Support entailed both identifying strengths, good practice and areas for improvement; demystifying targets and building self-belief that delivering on set targets was achievable; tailoring bespoke recommendations to each unique area. The consultancy offered by each NST was free of charge yet a ‘memorandum of understanding’ was signed by each local organisation in the area prior to an agreement being set up. What enabled the NSTs success was motivation and committment from all sides and agencies to engage in the process, listen and discuss the outcomes, and take forward recommendations with follow-up support.
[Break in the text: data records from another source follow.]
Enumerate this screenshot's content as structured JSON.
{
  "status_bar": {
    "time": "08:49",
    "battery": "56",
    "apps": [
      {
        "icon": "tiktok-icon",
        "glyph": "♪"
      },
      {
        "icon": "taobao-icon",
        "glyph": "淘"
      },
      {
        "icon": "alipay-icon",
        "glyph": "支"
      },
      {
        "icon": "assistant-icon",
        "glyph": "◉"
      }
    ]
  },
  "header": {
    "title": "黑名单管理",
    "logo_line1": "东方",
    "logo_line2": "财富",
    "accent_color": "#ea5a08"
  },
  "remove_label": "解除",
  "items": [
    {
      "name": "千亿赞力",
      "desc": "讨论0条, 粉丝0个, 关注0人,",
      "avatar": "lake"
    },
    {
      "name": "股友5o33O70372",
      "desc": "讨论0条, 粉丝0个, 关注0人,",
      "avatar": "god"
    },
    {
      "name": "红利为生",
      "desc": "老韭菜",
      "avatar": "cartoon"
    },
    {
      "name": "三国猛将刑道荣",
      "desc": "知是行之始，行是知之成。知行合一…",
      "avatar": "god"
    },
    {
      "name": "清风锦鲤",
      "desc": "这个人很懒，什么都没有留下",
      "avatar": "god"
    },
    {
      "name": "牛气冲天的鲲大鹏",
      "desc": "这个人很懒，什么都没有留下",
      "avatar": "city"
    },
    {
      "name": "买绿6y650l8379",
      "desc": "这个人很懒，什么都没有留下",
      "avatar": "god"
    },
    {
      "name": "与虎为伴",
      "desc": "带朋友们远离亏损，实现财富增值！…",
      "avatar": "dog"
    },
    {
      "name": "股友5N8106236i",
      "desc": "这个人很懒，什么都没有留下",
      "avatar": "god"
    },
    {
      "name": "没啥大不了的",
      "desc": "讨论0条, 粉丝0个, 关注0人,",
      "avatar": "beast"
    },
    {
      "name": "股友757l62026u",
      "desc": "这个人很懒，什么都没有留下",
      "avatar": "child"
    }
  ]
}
Personally, I felt the work of the NSTs was beneficial to local areas in boosting the agenda of and commitment to public health topics, expertise and sharing of best practice across areas. Furthermore, the work of the NSTs was beneficial to the Department of Health – through providing local case-studies of good practice, grass-roots updates on target delivery and assurance of progress. A great strength of the NSTs was their ability to work across and benefit different layers of the healthcare system.

Unfortunately, as the NSTs were a time-limited task force lacking sustainable mechanisms within the wider system (as with many good projects who fail to achieve mainstream funding), despite it’s achievements the end is nigh.

I enjoyed reading the above piece – it is an interesting perspective which raises important questions. How can we ensure the momentum and gains achieved by the NSTs are not lost in these NHS reforms? Should the model of ‘support’ be integrated into the new system – and if so how and where? At present, the new system is being created and developed which opens the opportunity to mould the ‘brand new world’ of the NHS.